The most valuable educational work in the Mozambique scandal has so far been done by the USA, although they have to do with the scandal only insofar as the bruised also include American investors. The US Department of Justice sanctions relate accordingly to the fact that the CS has deceived the security buyers in the Ematum loan. The requested waiver of 200 million against Mozambique also refers to this loan. On the other hand, the US Security and Exchange Commission (SEC) and the English Financial Conduct Authority (FCA) are responding to the brazen bribes in the awarding of the Proindicus loan and the grossly negligent compliance processes in the two loans by imposing hefty penalties. The company, which is not allowed to impose fines, follows CS with a firm complaint and decrees that the bank must fundamentally improve its risk management and have credit transactions with high-risk countries checked by an independent third party.
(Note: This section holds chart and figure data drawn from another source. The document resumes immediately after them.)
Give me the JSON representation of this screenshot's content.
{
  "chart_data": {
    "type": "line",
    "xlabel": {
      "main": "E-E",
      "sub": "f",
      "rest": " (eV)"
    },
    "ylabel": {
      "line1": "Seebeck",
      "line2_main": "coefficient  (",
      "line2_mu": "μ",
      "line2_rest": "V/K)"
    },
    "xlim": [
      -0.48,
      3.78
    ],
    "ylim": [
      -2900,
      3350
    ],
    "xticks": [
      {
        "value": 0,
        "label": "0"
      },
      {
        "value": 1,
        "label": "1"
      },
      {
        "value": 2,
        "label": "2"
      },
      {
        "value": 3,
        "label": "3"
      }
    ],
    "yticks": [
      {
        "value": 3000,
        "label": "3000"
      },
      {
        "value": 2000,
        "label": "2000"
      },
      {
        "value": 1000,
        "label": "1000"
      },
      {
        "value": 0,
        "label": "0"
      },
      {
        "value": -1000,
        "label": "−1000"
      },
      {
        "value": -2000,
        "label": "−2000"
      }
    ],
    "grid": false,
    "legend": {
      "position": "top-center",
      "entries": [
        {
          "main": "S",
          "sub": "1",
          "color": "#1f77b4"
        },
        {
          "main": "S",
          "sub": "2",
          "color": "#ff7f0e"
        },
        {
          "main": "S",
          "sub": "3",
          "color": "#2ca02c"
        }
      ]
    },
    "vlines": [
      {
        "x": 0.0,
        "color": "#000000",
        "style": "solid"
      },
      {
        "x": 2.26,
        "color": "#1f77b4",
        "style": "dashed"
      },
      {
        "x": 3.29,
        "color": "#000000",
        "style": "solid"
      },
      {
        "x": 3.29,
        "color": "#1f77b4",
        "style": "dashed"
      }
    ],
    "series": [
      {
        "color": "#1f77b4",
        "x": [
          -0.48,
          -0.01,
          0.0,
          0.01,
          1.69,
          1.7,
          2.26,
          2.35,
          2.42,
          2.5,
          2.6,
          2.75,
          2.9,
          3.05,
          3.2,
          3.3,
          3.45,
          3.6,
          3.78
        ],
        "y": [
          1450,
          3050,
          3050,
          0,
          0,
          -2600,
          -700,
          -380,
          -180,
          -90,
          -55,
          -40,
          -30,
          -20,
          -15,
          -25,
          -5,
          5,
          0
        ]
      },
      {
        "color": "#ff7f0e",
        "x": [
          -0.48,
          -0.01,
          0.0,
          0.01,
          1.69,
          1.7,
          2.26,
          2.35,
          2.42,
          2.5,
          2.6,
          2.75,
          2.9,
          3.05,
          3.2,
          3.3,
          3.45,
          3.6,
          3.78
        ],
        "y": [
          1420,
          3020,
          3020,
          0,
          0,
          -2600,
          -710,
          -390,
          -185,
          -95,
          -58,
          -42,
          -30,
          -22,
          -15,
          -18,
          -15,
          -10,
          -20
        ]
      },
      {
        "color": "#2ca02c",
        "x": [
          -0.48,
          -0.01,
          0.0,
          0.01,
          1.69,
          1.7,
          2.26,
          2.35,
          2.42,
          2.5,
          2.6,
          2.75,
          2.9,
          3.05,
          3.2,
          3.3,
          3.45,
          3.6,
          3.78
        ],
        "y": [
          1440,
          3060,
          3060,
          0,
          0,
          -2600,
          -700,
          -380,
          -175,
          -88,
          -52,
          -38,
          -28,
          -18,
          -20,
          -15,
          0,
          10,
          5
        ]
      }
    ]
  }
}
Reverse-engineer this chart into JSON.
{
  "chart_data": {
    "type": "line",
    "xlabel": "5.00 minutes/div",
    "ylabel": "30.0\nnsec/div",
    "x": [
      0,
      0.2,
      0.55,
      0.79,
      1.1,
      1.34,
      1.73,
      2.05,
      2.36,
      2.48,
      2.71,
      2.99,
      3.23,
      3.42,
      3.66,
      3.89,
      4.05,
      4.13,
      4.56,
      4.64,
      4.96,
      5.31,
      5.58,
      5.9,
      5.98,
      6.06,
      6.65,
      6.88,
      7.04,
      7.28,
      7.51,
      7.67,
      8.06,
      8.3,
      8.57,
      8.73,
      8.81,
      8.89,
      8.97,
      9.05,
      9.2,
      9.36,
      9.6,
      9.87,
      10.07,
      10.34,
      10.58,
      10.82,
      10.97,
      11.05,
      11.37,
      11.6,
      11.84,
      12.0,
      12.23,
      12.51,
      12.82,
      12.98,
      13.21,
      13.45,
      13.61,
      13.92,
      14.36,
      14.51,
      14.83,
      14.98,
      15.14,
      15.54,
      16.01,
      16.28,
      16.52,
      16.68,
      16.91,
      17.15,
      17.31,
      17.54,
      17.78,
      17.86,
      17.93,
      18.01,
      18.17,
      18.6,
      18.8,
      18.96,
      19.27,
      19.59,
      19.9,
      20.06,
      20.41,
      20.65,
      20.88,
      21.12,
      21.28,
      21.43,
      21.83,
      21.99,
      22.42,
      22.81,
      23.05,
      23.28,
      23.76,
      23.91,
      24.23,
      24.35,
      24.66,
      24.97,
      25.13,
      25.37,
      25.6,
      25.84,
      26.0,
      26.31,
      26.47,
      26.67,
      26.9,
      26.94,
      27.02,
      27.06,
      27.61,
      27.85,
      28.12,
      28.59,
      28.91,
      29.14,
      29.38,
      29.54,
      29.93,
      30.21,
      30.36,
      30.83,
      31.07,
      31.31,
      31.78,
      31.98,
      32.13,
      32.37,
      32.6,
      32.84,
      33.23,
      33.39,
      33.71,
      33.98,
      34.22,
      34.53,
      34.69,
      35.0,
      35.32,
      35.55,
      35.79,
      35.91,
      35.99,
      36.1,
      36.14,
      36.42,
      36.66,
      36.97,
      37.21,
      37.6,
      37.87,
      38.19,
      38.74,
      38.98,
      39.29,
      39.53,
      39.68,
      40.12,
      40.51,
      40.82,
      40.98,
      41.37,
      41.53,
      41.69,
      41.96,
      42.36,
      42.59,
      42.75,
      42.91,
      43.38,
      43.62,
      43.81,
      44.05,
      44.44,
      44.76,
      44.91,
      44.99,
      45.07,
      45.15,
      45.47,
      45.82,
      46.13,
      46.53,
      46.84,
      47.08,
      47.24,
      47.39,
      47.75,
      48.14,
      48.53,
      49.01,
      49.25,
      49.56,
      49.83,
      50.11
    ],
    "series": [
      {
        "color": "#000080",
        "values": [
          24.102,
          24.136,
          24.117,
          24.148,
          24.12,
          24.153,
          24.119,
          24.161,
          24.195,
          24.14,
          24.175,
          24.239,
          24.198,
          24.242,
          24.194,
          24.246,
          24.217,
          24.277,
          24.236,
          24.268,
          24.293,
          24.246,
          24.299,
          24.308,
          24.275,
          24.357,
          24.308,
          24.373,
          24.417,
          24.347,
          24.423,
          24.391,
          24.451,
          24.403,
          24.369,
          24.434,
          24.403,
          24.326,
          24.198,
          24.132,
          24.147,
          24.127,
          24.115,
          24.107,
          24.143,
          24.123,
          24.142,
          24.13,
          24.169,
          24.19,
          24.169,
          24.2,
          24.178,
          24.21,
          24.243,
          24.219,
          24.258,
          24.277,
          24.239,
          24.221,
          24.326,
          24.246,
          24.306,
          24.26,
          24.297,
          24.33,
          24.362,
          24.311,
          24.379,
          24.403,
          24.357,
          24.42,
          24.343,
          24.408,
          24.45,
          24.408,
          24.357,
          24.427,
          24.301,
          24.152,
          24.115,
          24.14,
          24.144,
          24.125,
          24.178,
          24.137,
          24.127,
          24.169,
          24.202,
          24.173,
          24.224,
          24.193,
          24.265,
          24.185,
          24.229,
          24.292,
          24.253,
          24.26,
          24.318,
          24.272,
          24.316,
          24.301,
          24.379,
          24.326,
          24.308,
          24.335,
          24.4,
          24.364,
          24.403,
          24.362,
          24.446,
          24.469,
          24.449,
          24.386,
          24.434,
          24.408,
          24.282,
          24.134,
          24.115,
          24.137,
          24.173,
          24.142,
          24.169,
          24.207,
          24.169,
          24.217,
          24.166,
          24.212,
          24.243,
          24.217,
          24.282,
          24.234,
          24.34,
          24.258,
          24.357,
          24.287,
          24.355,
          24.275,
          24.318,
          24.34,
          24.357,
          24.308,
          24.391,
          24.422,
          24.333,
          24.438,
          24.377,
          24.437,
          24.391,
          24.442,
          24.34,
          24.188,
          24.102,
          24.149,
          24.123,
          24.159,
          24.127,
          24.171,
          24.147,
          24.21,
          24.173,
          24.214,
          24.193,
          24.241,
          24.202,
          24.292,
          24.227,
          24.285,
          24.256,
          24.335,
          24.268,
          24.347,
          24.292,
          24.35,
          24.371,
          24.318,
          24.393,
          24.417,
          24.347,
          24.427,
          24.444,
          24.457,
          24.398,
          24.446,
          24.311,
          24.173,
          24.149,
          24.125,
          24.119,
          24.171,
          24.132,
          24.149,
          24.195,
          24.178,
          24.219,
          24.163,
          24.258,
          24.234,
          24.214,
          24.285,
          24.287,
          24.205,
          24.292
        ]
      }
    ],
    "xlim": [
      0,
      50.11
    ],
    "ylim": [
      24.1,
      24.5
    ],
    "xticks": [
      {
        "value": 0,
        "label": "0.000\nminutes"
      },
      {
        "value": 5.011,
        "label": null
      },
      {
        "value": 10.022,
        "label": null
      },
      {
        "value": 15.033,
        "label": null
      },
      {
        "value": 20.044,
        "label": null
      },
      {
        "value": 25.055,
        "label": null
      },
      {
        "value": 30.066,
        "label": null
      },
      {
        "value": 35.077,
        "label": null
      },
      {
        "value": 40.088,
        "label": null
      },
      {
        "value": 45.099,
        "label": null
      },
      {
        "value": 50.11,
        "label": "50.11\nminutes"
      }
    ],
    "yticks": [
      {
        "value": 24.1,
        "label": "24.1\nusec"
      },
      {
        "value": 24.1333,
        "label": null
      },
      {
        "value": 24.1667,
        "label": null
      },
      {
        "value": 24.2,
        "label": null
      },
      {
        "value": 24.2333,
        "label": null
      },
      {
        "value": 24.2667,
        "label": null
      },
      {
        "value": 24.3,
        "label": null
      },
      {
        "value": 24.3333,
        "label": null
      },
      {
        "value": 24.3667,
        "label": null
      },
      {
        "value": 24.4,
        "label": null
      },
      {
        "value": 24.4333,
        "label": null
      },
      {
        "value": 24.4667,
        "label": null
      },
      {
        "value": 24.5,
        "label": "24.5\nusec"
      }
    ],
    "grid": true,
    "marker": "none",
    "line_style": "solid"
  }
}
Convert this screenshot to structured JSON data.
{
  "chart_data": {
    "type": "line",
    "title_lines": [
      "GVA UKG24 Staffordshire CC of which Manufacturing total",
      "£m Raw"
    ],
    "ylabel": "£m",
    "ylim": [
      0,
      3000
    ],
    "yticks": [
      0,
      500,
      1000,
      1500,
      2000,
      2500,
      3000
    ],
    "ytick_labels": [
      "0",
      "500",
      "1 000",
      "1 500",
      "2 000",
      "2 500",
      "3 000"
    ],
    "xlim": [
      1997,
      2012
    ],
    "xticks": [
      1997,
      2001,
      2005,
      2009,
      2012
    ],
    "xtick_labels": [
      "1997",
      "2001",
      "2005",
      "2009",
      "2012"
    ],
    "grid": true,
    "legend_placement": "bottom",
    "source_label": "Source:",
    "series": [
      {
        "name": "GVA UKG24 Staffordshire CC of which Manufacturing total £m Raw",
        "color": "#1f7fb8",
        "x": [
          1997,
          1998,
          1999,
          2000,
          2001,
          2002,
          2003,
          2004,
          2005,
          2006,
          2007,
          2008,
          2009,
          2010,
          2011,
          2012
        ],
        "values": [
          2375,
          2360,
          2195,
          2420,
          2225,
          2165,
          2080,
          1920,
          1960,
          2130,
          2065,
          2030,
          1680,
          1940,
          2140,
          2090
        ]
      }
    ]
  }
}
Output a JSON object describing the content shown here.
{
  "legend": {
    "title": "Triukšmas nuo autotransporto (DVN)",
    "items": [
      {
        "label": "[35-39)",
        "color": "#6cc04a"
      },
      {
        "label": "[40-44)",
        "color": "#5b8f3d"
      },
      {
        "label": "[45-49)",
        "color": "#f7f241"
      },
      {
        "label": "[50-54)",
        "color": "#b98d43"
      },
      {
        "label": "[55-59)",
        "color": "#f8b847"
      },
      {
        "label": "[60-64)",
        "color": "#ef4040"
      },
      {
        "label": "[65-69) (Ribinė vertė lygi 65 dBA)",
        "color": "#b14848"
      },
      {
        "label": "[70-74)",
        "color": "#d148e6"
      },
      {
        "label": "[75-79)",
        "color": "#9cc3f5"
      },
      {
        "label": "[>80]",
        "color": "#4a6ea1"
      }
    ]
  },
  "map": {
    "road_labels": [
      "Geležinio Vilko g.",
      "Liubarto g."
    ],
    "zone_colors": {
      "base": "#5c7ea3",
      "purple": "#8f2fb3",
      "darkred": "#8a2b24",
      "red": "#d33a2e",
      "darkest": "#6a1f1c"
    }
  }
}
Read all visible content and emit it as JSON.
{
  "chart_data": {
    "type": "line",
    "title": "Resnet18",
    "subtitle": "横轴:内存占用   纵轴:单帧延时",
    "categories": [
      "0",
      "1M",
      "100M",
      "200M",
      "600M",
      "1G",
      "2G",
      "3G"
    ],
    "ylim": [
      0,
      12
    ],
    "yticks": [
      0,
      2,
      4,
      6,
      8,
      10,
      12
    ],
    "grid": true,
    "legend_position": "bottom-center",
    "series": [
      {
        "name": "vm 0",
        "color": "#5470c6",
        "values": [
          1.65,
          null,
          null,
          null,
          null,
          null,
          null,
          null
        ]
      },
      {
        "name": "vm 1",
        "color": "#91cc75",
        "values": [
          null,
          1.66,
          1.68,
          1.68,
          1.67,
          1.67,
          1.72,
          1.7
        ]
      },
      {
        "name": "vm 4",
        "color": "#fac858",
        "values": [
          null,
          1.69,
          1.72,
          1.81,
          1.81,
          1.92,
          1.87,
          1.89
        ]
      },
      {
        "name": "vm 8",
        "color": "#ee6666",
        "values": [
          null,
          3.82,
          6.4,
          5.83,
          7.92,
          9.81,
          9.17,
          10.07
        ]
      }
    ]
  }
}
Mozambique, which requires the Bank to write off the Proindicus loan, can have justified hopes after this concerted action.
Because the loans were issued from London bank branches, the London High Court also investigates. From him the CS threatens further trouble, because with him the most complaints accumulate in the Mozambique affair:
Privinvest (Iskandar Safa) sues Mozambique and in particular its President Nyusi
The Russian bank VTB is also suing Mozambique.
The negotiations announced for August 2021 at the London High Court have been postponed to October to December 2023. The court apparently wants to wait for the development of negotiations elsewhere:
In arbitration courts in Geneva and Paris, a claim by Privinvest to Mozambique of approximately 800 million dollars is being negotiated; A monster trial against 19 Mozambican defendants has been underway in Mozambique's capital Maputo since August;
The South African Ministry of Justice has been pondering back and forth for two and a half years whether to extradite the Mozambique Finance minister of the Guebuza era to Mozambique or to the United States;
Last but not least, the Office of the Attorney General of Switzerland is also investigating Credit Suisse. A result is not yet available.
After Tuesday's bang, Credit Suisse should at least arm itself with further provisions. If Mozambique repays the loans only partially or not at all, or if it even wins the process, the creditors will hold the bank liable. It can be assumed that Mozambique will not be able to service its debt in the foreseeable future. Because the country is in the worst economic and political crisis in its history – not least as a result of the credit mess. Around two million people have fallen into absolute poverty because of a lack of development funds. Where huge offshore gas deposits were discovered in 2010, today there is war. Most foreign companies withdrew in anticipation. Natural gas production is shifting further and further into the future, and climate change is depressing gas prices. However, banks and investors were expecting booming gas exports when the ill-fated business with secret loans began nine years ago.